GitHub Copilot illustrates this at scale. Twenty million users. Forty-two per cent market share. Lab studies show 55% faster code completion on isolated tasks. But in production, the picture is messier: larger pull requests, higher review costs, more security vulnerabilities introduced by generated code. One senior engineer put it precisely: “Copilot makes writing code cheaper but owning it more expensive.”

3. The Self-Delusion Problem

The 24-point gap between perceived and actual productivity is not a curiosity. It is a structural danger.

If your organisation is measuring developer productivity by lines of code written or story points closed, you are almost certainly overestimating the impact of AI tooling. The METR study proves that self-reported productivity with AI is worse than useless as a metric — it is actively misleading. You need outcome measures: time to production, defect rates, rollback frequency, incident response time.

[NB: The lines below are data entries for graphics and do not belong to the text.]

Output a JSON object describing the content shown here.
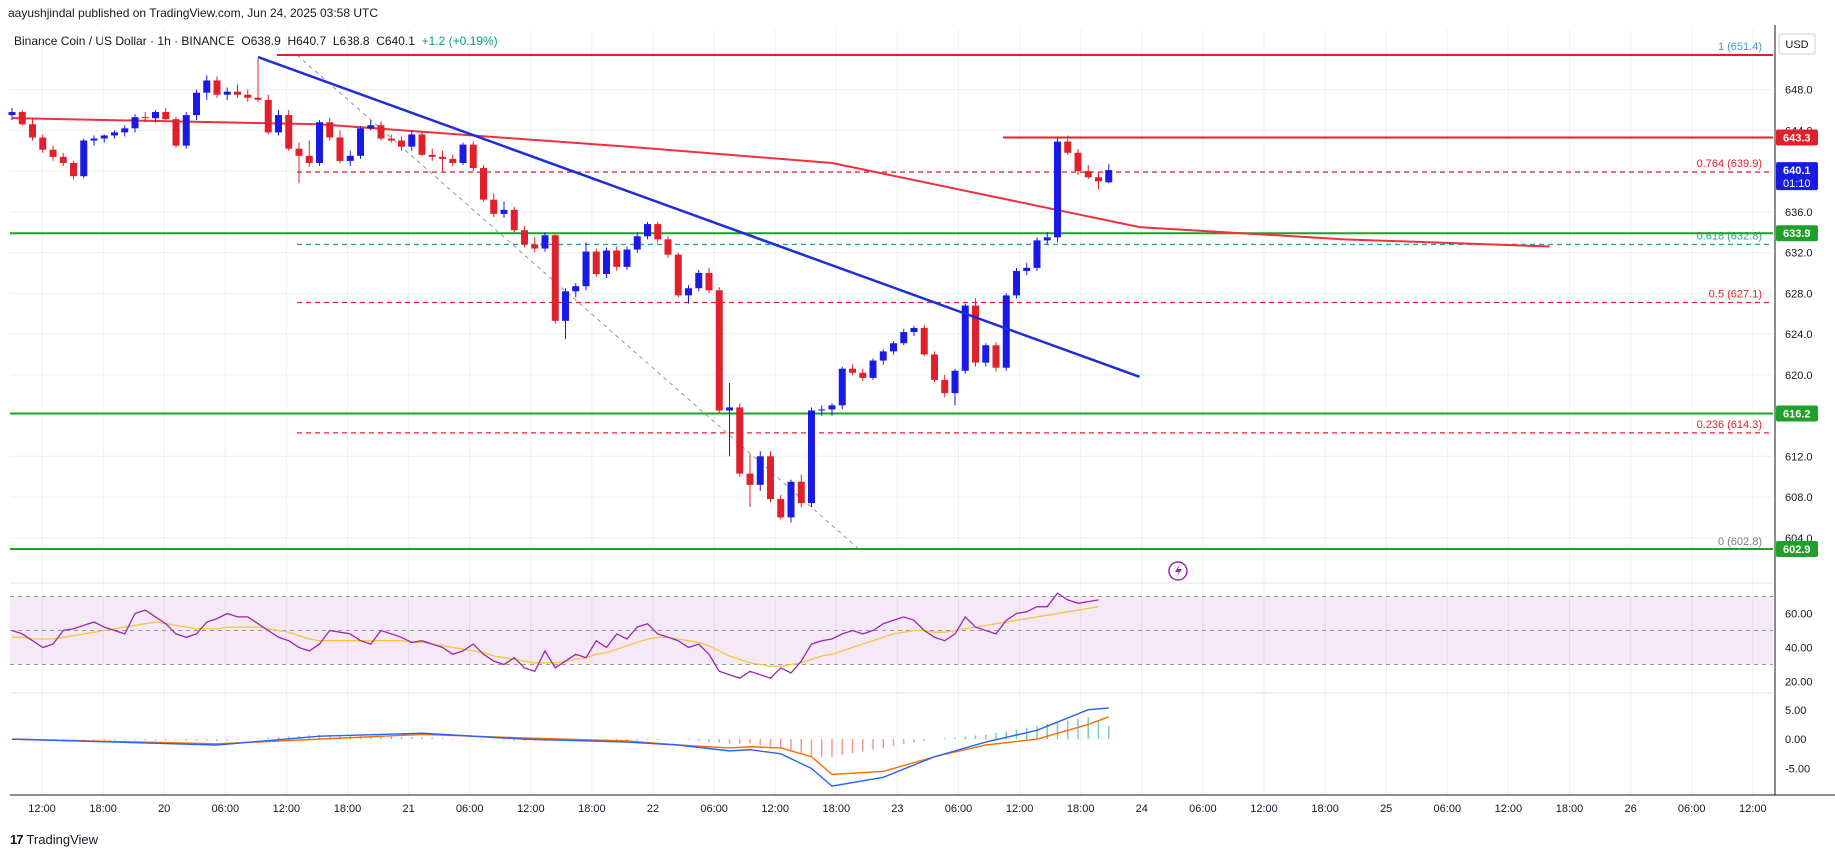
{
  "header": {
    "published": "aayushjindal published on TradingView.com, Jun 24, 2025 03:58 UTC"
  },
  "legend": {
    "symbol": "Binance Coin / US Dollar · 1h · BINANCE",
    "open": "O638.9",
    "high": "H640.7",
    "low": "L638.8",
    "close": "C640.1",
    "change": "+1.2 (+0.19%)"
  },
  "brand": {
    "name": "TradingView",
    "logo": "17"
  },
  "colors": {
    "up": "#1a1ae6",
    "down": "#e0202a",
    "ma": "#f0303c",
    "trend": "#1c2fd6",
    "support": "#1fa02a",
    "resistance": "#e0202a",
    "rsi": "#9c27b0",
    "rsi_ma": "#f5c542",
    "macd": "#2962ff",
    "signal": "#ff6d00",
    "hist": "#26a69a"
  },
  "chart_data": [
    {
      "type": "candlestick",
      "title": "Binance Coin / US Dollar · 1h · BINANCE",
      "currency": "USD",
      "ylim": [
        602,
        652
      ],
      "y_ticks": [
        "648.0",
        "644.0",
        "640.0",
        "636.0",
        "632.0",
        "628.0",
        "624.0",
        "620.0",
        "616.0",
        "612.0",
        "608.0",
        "604.0"
      ],
      "x_ticks": [
        "12:00",
        "18:00",
        "20",
        "06:00",
        "12:00",
        "18:00",
        "21",
        "06:00",
        "12:00",
        "18:00",
        "22",
        "06:00",
        "12:00",
        "18:00",
        "23",
        "06:00",
        "12:00",
        "18:00",
        "24",
        "06:00",
        "12:00",
        "18:00",
        "25",
        "06:00",
        "12:00",
        "18:00",
        "26",
        "06:00",
        "12:00"
      ],
      "candles": [
        [
          645.5,
          646.2,
          645.0,
          645.8
        ],
        [
          645.8,
          646.0,
          644.5,
          644.6
        ],
        [
          644.6,
          645.2,
          643.0,
          643.3
        ],
        [
          643.3,
          643.6,
          641.8,
          642.1
        ],
        [
          642.1,
          642.5,
          641.0,
          641.4
        ],
        [
          641.4,
          641.8,
          640.5,
          640.8
        ],
        [
          640.8,
          641.0,
          639.2,
          639.5
        ],
        [
          639.5,
          643.2,
          639.3,
          643.0
        ],
        [
          643.0,
          643.5,
          642.5,
          643.2
        ],
        [
          643.2,
          643.6,
          642.8,
          643.5
        ],
        [
          643.5,
          644.0,
          643.2,
          643.8
        ],
        [
          643.8,
          644.5,
          643.4,
          644.2
        ],
        [
          644.2,
          645.6,
          643.8,
          645.3
        ],
        [
          645.3,
          645.8,
          644.8,
          645.2
        ],
        [
          645.2,
          646.0,
          644.8,
          645.8
        ],
        [
          645.8,
          646.2,
          645.0,
          645.1
        ],
        [
          645.1,
          645.3,
          642.3,
          642.5
        ],
        [
          642.5,
          645.8,
          642.2,
          645.5
        ],
        [
          645.5,
          648.0,
          645.0,
          647.7
        ],
        [
          647.7,
          649.4,
          647.0,
          648.9
        ],
        [
          648.9,
          649.3,
          647.2,
          647.5
        ],
        [
          647.5,
          648.2,
          647.0,
          647.8
        ],
        [
          647.8,
          648.5,
          647.2,
          647.5
        ],
        [
          647.5,
          648.0,
          646.8,
          647.2
        ],
        [
          647.2,
          651.0,
          646.8,
          647.0
        ],
        [
          647.0,
          647.5,
          643.6,
          643.8
        ],
        [
          643.8,
          646.0,
          643.5,
          645.5
        ],
        [
          645.5,
          646.0,
          642.0,
          642.2
        ],
        [
          642.2,
          642.8,
          638.8,
          641.5
        ],
        [
          641.5,
          643.0,
          640.4,
          640.8
        ],
        [
          640.8,
          645.0,
          640.5,
          644.8
        ],
        [
          644.8,
          645.2,
          643.0,
          643.3
        ],
        [
          643.3,
          644.0,
          640.8,
          641.0
        ],
        [
          641.0,
          642.0,
          640.5,
          641.5
        ],
        [
          641.5,
          644.4,
          641.2,
          644.2
        ],
        [
          644.2,
          645.0,
          644.0,
          644.5
        ],
        [
          644.5,
          644.9,
          643.0,
          643.2
        ],
        [
          643.2,
          643.6,
          642.8,
          643.0
        ],
        [
          643.0,
          643.4,
          642.0,
          642.4
        ],
        [
          642.4,
          644.0,
          642.0,
          643.6
        ],
        [
          643.6,
          643.8,
          641.5,
          641.6
        ],
        [
          641.6,
          642.2,
          641.0,
          641.4
        ],
        [
          641.4,
          642.0,
          640.0,
          641.2
        ],
        [
          641.2,
          641.6,
          640.5,
          640.8
        ],
        [
          640.8,
          642.8,
          640.6,
          642.6
        ],
        [
          642.6,
          642.9,
          640.0,
          640.3
        ],
        [
          640.3,
          640.6,
          637.0,
          637.2
        ],
        [
          637.2,
          637.8,
          635.5,
          635.8
        ],
        [
          635.8,
          637.0,
          635.4,
          636.2
        ],
        [
          636.2,
          636.5,
          634.0,
          634.2
        ],
        [
          634.2,
          634.6,
          632.5,
          632.8
        ],
        [
          632.8,
          633.5,
          632.0,
          632.4
        ],
        [
          632.4,
          634.0,
          632.1,
          633.7
        ],
        [
          633.7,
          633.8,
          625.0,
          625.3
        ],
        [
          625.3,
          628.5,
          623.5,
          628.2
        ],
        [
          628.2,
          629.0,
          627.6,
          628.7
        ],
        [
          628.7,
          633.0,
          628.3,
          632.1
        ],
        [
          632.1,
          632.4,
          629.6,
          629.9
        ],
        [
          629.9,
          632.5,
          629.5,
          632.2
        ],
        [
          632.2,
          632.6,
          630.2,
          630.6
        ],
        [
          630.6,
          632.6,
          630.3,
          632.3
        ],
        [
          632.3,
          634.0,
          632.0,
          633.6
        ],
        [
          633.6,
          635.0,
          633.3,
          634.8
        ],
        [
          634.8,
          635.0,
          633.0,
          633.3
        ],
        [
          633.3,
          633.6,
          631.5,
          631.8
        ],
        [
          631.8,
          632.0,
          627.6,
          627.8
        ],
        [
          627.8,
          628.8,
          627.0,
          628.5
        ],
        [
          628.5,
          630.3,
          628.2,
          630.0
        ],
        [
          630.0,
          630.5,
          628.0,
          628.3
        ],
        [
          628.3,
          628.6,
          616.2,
          616.5
        ],
        [
          616.5,
          619.2,
          612.0,
          616.8
        ],
        [
          616.8,
          617.2,
          610.0,
          610.3
        ],
        [
          610.3,
          612.2,
          607.0,
          609.2
        ],
        [
          609.2,
          612.5,
          608.6,
          612.0
        ],
        [
          612.0,
          612.5,
          607.5,
          607.8
        ],
        [
          607.8,
          608.2,
          605.8,
          606.0
        ],
        [
          606.0,
          609.7,
          605.5,
          609.5
        ],
        [
          609.5,
          610.2,
          607.0,
          607.4
        ],
        [
          607.4,
          616.8,
          607.0,
          616.5
        ],
        [
          616.5,
          617.0,
          616.0,
          616.6
        ],
        [
          616.6,
          617.2,
          616.0,
          617.0
        ],
        [
          617.0,
          620.8,
          616.6,
          620.6
        ],
        [
          620.6,
          621.0,
          620.0,
          620.2
        ],
        [
          620.2,
          620.6,
          619.4,
          619.7
        ],
        [
          619.7,
          621.6,
          619.5,
          621.4
        ],
        [
          621.4,
          622.5,
          621.0,
          622.3
        ],
        [
          622.3,
          623.3,
          622.0,
          623.1
        ],
        [
          623.1,
          624.5,
          622.9,
          624.2
        ],
        [
          624.2,
          624.8,
          623.8,
          624.6
        ],
        [
          624.6,
          624.9,
          621.8,
          622.0
        ],
        [
          622.0,
          622.3,
          619.3,
          619.5
        ],
        [
          619.5,
          620.0,
          617.8,
          618.2
        ],
        [
          618.2,
          620.6,
          617.0,
          620.4
        ],
        [
          620.4,
          627.0,
          620.1,
          626.8
        ],
        [
          626.8,
          627.5,
          620.8,
          621.2
        ],
        [
          621.2,
          623.1,
          620.8,
          622.9
        ],
        [
          622.9,
          623.2,
          620.3,
          620.7
        ],
        [
          620.7,
          628.0,
          620.4,
          627.8
        ],
        [
          627.8,
          630.5,
          627.5,
          630.2
        ],
        [
          630.2,
          631.0,
          629.8,
          630.5
        ],
        [
          630.5,
          633.5,
          630.2,
          633.2
        ],
        [
          633.2,
          634.0,
          632.8,
          633.5
        ],
        [
          633.5,
          643.2,
          633.0,
          642.9
        ],
        [
          642.9,
          643.5,
          641.6,
          641.8
        ],
        [
          641.8,
          642.2,
          639.6,
          640.0
        ],
        [
          640.0,
          640.6,
          639.2,
          639.4
        ],
        [
          639.4,
          639.9,
          638.2,
          639.0
        ],
        [
          638.9,
          640.7,
          638.8,
          640.1
        ]
      ],
      "ema": [
        [
          0,
          645.2
        ],
        [
          30,
          644.6
        ],
        [
          60,
          642.4
        ],
        [
          80,
          640.8
        ],
        [
          110,
          634.5
        ],
        [
          130,
          633.3
        ],
        [
          150,
          632.6
        ]
      ],
      "hlines": [
        {
          "price": 651.4,
          "color": "resistance",
          "style": "solid",
          "from": "left"
        },
        {
          "price": 643.3,
          "color": "resistance",
          "style": "solid",
          "from": "fib"
        },
        {
          "price": 633.9,
          "color": "support",
          "style": "solid",
          "from": "left"
        },
        {
          "price": 616.2,
          "color": "support",
          "style": "solid",
          "from": "left"
        },
        {
          "price": 602.9,
          "color": "support",
          "style": "solid",
          "from": "left"
        }
      ],
      "fib_levels": [
        {
          "label": "1 (651.4)",
          "price": 651.4,
          "color": "#3d9bd6"
        },
        {
          "label": "0.764 (639.9)",
          "price": 639.9,
          "color": "#e0202a"
        },
        {
          "label": "0.618 (632.8)",
          "price": 632.8,
          "color": "#26a69a"
        },
        {
          "label": "0.5 (627.1)",
          "price": 627.1,
          "color": "#e0202a"
        },
        {
          "label": "0.236 (614.3)",
          "price": 614.3,
          "color": "#e0202a"
        },
        {
          "label": "0 (602.8)",
          "price": 602.8,
          "color": "#787b86"
        }
      ],
      "trendline": [
        [
          24,
          651.2
        ],
        [
          110,
          619.8
        ]
      ],
      "price_tags": [
        {
          "text": "643.3",
          "price": 643.3,
          "color": "#e0202a"
        },
        {
          "text": "640.1",
          "sub": "01:10",
          "price": 640.1,
          "color": "#1a1ae6"
        },
        {
          "text": "633.9",
          "price": 633.9,
          "color": "#1fa02a"
        },
        {
          "text": "616.2",
          "price": 616.2,
          "color": "#1fa02a"
        },
        {
          "text": "602.9",
          "price": 602.9,
          "color": "#1fa02a"
        }
      ]
    },
    {
      "type": "line",
      "name": "RSI",
      "ylim": [
        15,
        75
      ],
      "y_ticks": [
        "60.00",
        "40.00",
        "20.00"
      ],
      "band": [
        30,
        70
      ],
      "rsi": [
        50,
        48,
        44,
        40,
        42,
        50,
        51,
        53,
        55,
        52,
        50,
        48,
        60,
        62,
        58,
        54,
        48,
        46,
        48,
        55,
        57,
        60,
        58,
        58,
        54,
        50,
        46,
        44,
        40,
        38,
        42,
        50,
        49,
        48,
        44,
        42,
        50,
        48,
        46,
        43,
        44,
        42,
        40,
        36,
        38,
        42,
        36,
        32,
        30,
        34,
        28,
        26,
        38,
        28,
        32,
        36,
        34,
        44,
        40,
        48,
        45,
        52,
        54,
        48,
        46,
        44,
        40,
        42,
        36,
        26,
        24,
        22,
        26,
        24,
        22,
        28,
        25,
        32,
        42,
        44,
        45,
        48,
        50,
        48,
        50,
        54,
        56,
        58,
        56,
        50,
        46,
        44,
        48,
        58,
        52,
        50,
        48,
        56,
        60,
        61,
        64,
        64,
        72,
        68,
        66,
        67,
        68
      ],
      "rsi_ma": [
        46,
        46,
        45,
        45,
        45,
        46,
        47,
        48,
        49,
        50,
        51,
        52,
        53,
        54,
        55,
        54,
        53,
        52,
        51,
        51,
        51,
        52,
        52,
        52,
        52,
        51,
        50,
        49,
        47,
        45,
        44,
        44,
        44,
        44,
        44,
        44,
        44,
        44,
        44,
        43,
        43,
        42,
        41,
        40,
        39,
        38,
        37,
        35,
        34,
        33,
        32,
        31,
        31,
        31,
        32,
        33,
        34,
        36,
        37,
        39,
        41,
        43,
        45,
        46,
        46,
        45,
        44,
        43,
        41,
        38,
        35,
        33,
        31,
        30,
        29,
        29,
        30,
        31,
        33,
        35,
        36,
        38,
        40,
        42,
        44,
        46,
        48,
        49,
        50,
        50,
        49,
        49,
        50,
        51,
        52,
        53,
        54,
        55,
        56,
        57,
        58,
        59,
        60,
        61,
        62,
        63,
        64
      ]
    },
    {
      "type": "line",
      "name": "MACD",
      "ylim": [
        -9,
        7
      ],
      "y_ticks": [
        "5.00",
        "0.00",
        "-5.00"
      ],
      "macd_x": [
        0,
        20,
        30,
        40,
        50,
        60,
        65,
        70,
        72,
        75,
        78,
        80,
        85,
        90,
        95,
        100,
        105,
        107
      ],
      "macd": [
        0,
        -1,
        0.5,
        1,
        0,
        -0.5,
        -1,
        -2,
        -1.8,
        -2.5,
        -5,
        -8,
        -6.5,
        -3,
        -0.5,
        1.5,
        5,
        5.3
      ],
      "signal": [
        0,
        -0.8,
        0,
        0.8,
        0.2,
        -0.3,
        -1,
        -1.5,
        -1.3,
        -1.5,
        -3,
        -6,
        -5.5,
        -3,
        -1,
        0,
        2.5,
        3.8
      ]
    }
  ]
}
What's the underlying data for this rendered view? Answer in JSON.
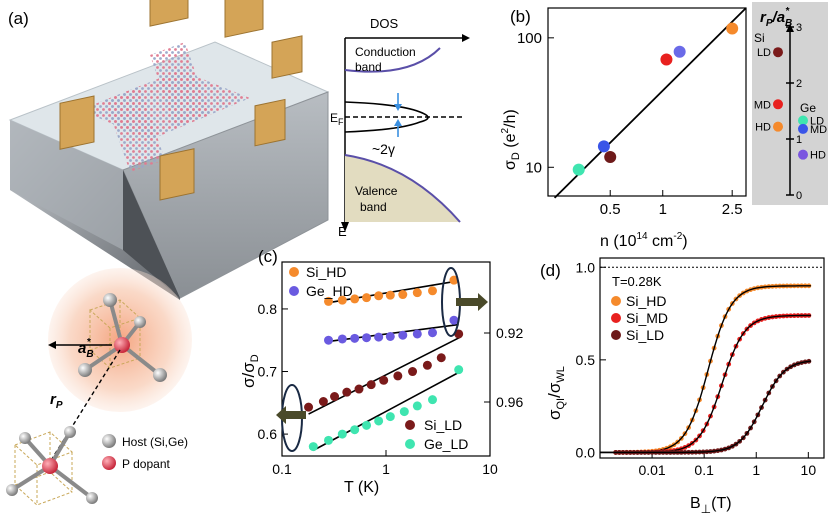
{
  "panel_labels": {
    "a": "(a)",
    "b": "(b)",
    "c": "(c)",
    "d": "(d)"
  },
  "dos": {
    "axis_dos": "DOS",
    "axis_e": "E",
    "conduction_1": "Conduction",
    "conduction_2": "band",
    "valence_1": "Valence",
    "valence_2": "band",
    "ef": "E",
    "ef_sub": "F",
    "gamma": "~2γ"
  },
  "crystal": {
    "ab_label": "a",
    "ab_sub": "B",
    "ab_sup": "*",
    "rp_label": "r",
    "rp_sub": "P",
    "legend_host": "Host (Si,Ge)",
    "legend_dopant": "P dopant"
  },
  "scale_bar": {
    "title_r": "r",
    "title_sub": "P",
    "title_slash": "/",
    "title_a": "a",
    "title_asub": "B",
    "title_asup": "*",
    "ticks": [
      "0",
      "1",
      "2",
      "3"
    ],
    "si_label": "Si",
    "ge_label": "Ge",
    "points": [
      {
        "label": "LD",
        "group": "Si",
        "value": 2.55,
        "color": "#7a1a1a"
      },
      {
        "label": "MD",
        "group": "Si",
        "value": 1.62,
        "color": "#e8211f"
      },
      {
        "label": "HD",
        "group": "Si",
        "value": 1.22,
        "color": "#f58a2c"
      },
      {
        "label": "LD",
        "group": "Ge",
        "value": 1.33,
        "color": "#3fe5b0"
      },
      {
        "label": "MD",
        "group": "Ge",
        "value": 1.18,
        "color": "#3a55e8"
      },
      {
        "label": "HD",
        "group": "Ge",
        "value": 0.72,
        "color": "#7a55e0"
      }
    ]
  },
  "chart_data": [
    {
      "panel": "b",
      "type": "scatter",
      "xlabel": "n (10",
      "xlabel_sup": "14",
      "xlabel_unit": " cm",
      "xlabel_unit_sup": "-2",
      "xlabel_close": ")",
      "ylabel": "σ",
      "ylabel_sub": "D",
      "ylabel_unit": " (e",
      "ylabel_unit_sup": "2",
      "ylabel_unit_close": "/h)",
      "x_ticks": [
        "0.5",
        "1",
        "2.5"
      ],
      "y_ticks": [
        "10",
        "100"
      ],
      "xlim": [
        0.22,
        3.0
      ],
      "ylim": [
        6,
        170
      ],
      "points": [
        {
          "x": 0.33,
          "y": 9.6,
          "color": "#3fe5b0"
        },
        {
          "x": 0.46,
          "y": 14.5,
          "color": "#3a55e8"
        },
        {
          "x": 0.5,
          "y": 12,
          "color": "#6e1a1a"
        },
        {
          "x": 1.05,
          "y": 68,
          "color": "#e8211f"
        },
        {
          "x": 1.25,
          "y": 78,
          "color": "#6a6ae8"
        },
        {
          "x": 2.5,
          "y": 118,
          "color": "#f58a2c"
        }
      ],
      "fit": [
        [
          0.24,
          5.8
        ],
        [
          3.0,
          170
        ]
      ]
    },
    {
      "panel": "c",
      "type": "scatter",
      "xlabel": "T (K)",
      "ylabel": "σ/σ",
      "ylabel_sub": "D",
      "x_ticks": [
        "0.1",
        "1",
        "10"
      ],
      "y_ticks": [
        "0.6",
        "0.7",
        "0.8"
      ],
      "y2_ticks": [
        "0.92",
        "0.96"
      ],
      "xlim": [
        0.1,
        10
      ],
      "ylim": [
        0.565,
        0.875
      ],
      "legend_top": [
        "Si_HD",
        "Ge_HD"
      ],
      "legend_bottom": [
        "Si_LD",
        "Ge_LD"
      ],
      "series": [
        {
          "name": "Si_HD",
          "color": "#f58a2c",
          "x": [
            0.28,
            0.38,
            0.5,
            0.65,
            0.85,
            1.1,
            1.45,
            2.0,
            2.8,
            4.5
          ],
          "y": [
            0.812,
            0.814,
            0.816,
            0.818,
            0.821,
            0.822,
            0.823,
            0.826,
            0.829,
            0.846
          ],
          "fit": [
            [
              0.28,
              0.81
            ],
            [
              5.0,
              0.845
            ]
          ]
        },
        {
          "name": "Ge_HD",
          "color": "#6a5ae0",
          "x": [
            0.28,
            0.38,
            0.5,
            0.65,
            0.85,
            1.1,
            1.45,
            2.0,
            2.8,
            4.5
          ],
          "y": [
            0.75,
            0.752,
            0.753,
            0.754,
            0.755,
            0.756,
            0.758,
            0.76,
            0.762,
            0.782
          ],
          "fit": [
            [
              0.28,
              0.748
            ],
            [
              5.0,
              0.775
            ]
          ]
        },
        {
          "name": "Si_LD",
          "color": "#7a1a1a",
          "x": [
            0.18,
            0.25,
            0.32,
            0.42,
            0.55,
            0.72,
            0.95,
            1.3,
            1.8,
            2.5,
            3.4,
            5.0
          ],
          "y": [
            0.643,
            0.652,
            0.66,
            0.667,
            0.672,
            0.679,
            0.686,
            0.693,
            0.7,
            0.71,
            0.722,
            0.76
          ],
          "fit": [
            [
              0.18,
              0.632
            ],
            [
              5.2,
              0.755
            ]
          ]
        },
        {
          "name": "Ge_LD",
          "color": "#3fe5b0",
          "x": [
            0.2,
            0.28,
            0.38,
            0.5,
            0.65,
            0.85,
            1.1,
            1.5,
            2.0,
            2.8,
            5.0
          ],
          "y": [
            0.58,
            0.59,
            0.6,
            0.607,
            0.614,
            0.621,
            0.628,
            0.636,
            0.645,
            0.655,
            0.703
          ],
          "fit": [
            [
              0.2,
              0.574
            ],
            [
              5.2,
              0.7
            ]
          ]
        }
      ]
    },
    {
      "panel": "d",
      "type": "line",
      "annotation": "T=0.28K",
      "xlabel": "B",
      "xlabel_sub": "⊥",
      "xlabel_unit": "(T)",
      "ylabel": "σ",
      "ylabel_sub": "QI",
      "ylabel_slash": "/σ",
      "ylabel_sub2": "WL",
      "x_ticks": [
        "0.01",
        "0.1",
        "1",
        "10"
      ],
      "y_ticks": [
        "0.0",
        "0.5",
        "1.0"
      ],
      "xlim": [
        0.001,
        20
      ],
      "ylim": [
        -0.03,
        1.05
      ],
      "reference_line": 1.0,
      "series": [
        {
          "name": "Si_HD",
          "color": "#f58a2c",
          "B50": 0.12,
          "sat": 0.9
        },
        {
          "name": "Si_MD",
          "color": "#e8211f",
          "B50": 0.22,
          "sat": 0.74
        },
        {
          "name": "Si_LD",
          "color": "#6e1a1a",
          "B50": 1.3,
          "sat": 0.5
        }
      ]
    }
  ]
}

4. What the Frontier Teams Actually Do Differently

The organisations reporting 25-30% productivity gains share one characteristic: they did not install a tool. They redesigned the system.

StrongDM runs a Level 5 (“dark factory”) operation: three engineers, running since July 2024, shipping production Rust and Go code built entirely by agents. Their architecture includes scenario testing (not unit tests — behavioural specifications stored outside the codebase as holdout sets), a Digital Twin Universe of simulated external services, and the Attractor agent — an open-source coding agent that is just three markdown specification files. Their metric: “If you have not spent $1,000 per human engineer per day, your software factory has room for improvement.”

Anthropic estimates functionally 100% of code at the company is AI-generated. Boris Churny, who leads the Claude Code project, has not personally written code in months.

Cursor: over $500 million ARR with a few dozen employees. Roughly $3.5 million revenue per employee, against a SaaS average of $600,000.

5. The Five Levels of Vibe Coding

Dan Shapiro’s framework gives honest language:

Level 0 — Spicy Autocomplete. AI suggests the next line. Human writes the code.

Level 1 — Coding Intern. AI handles discrete, well-scoped tasks. Human reviews everything.

Level 2 — Junior Developer. AI handles multi-file changes. 90% of developers who call themselves “AI native” operate here.

Level 3 — Developer as Manager. Human directs AI and reviews at the feature or PR level. Most developers top out here because of the psychological difficulty of letting go.

Level 4 — Developer as Product Manager. Human writes a specification, returns hours later to check tests.

Level 5 — Dark Factory. Specs in, working software out.

6. The Brownfield Trap

Everything above assumes greenfield development. Most enterprise software is not greenfield. You cannot dark-factory your way through a legacy system. The specification for that system does not exist.

The migration path:

Use AI at Level 2-3 to accelerate existing work. Expect the J-curve dip.
Use AI to document what systems actually do.
Redesign CI/CD pipelines for AI-generated code at volume.
Shift new development to Level 4-5 patterns while maintaining legacy in parallel.

That path takes time. Anyone telling you otherwise is selling you something.

7. What We Did About It

The bottleneck is not the model, it is the specification.

We invested in three things: domain models as executable specifications, scenario-based testing as holdout sets (directly inspired by StrongDM), and specification quality as the primary metric.

The uncomfortable truth: most of our specifications were not good enough. They contained gaps that a human reader would fill with judgement. Machines do not have that layer. They build exactly what you describe.

8. The Uncomfortable Conclusion

The dark factory is real. StrongDM ships production software built entirely by agents. And most organisations are stuck at Level 2, getting measurably slower with AI tools they believe are making them faster.

The gap is not a technology gap. It is a people gap, a culture gap, an organisational gap. The machines have stripped away the camouflage. We are about to find out how good we actually are.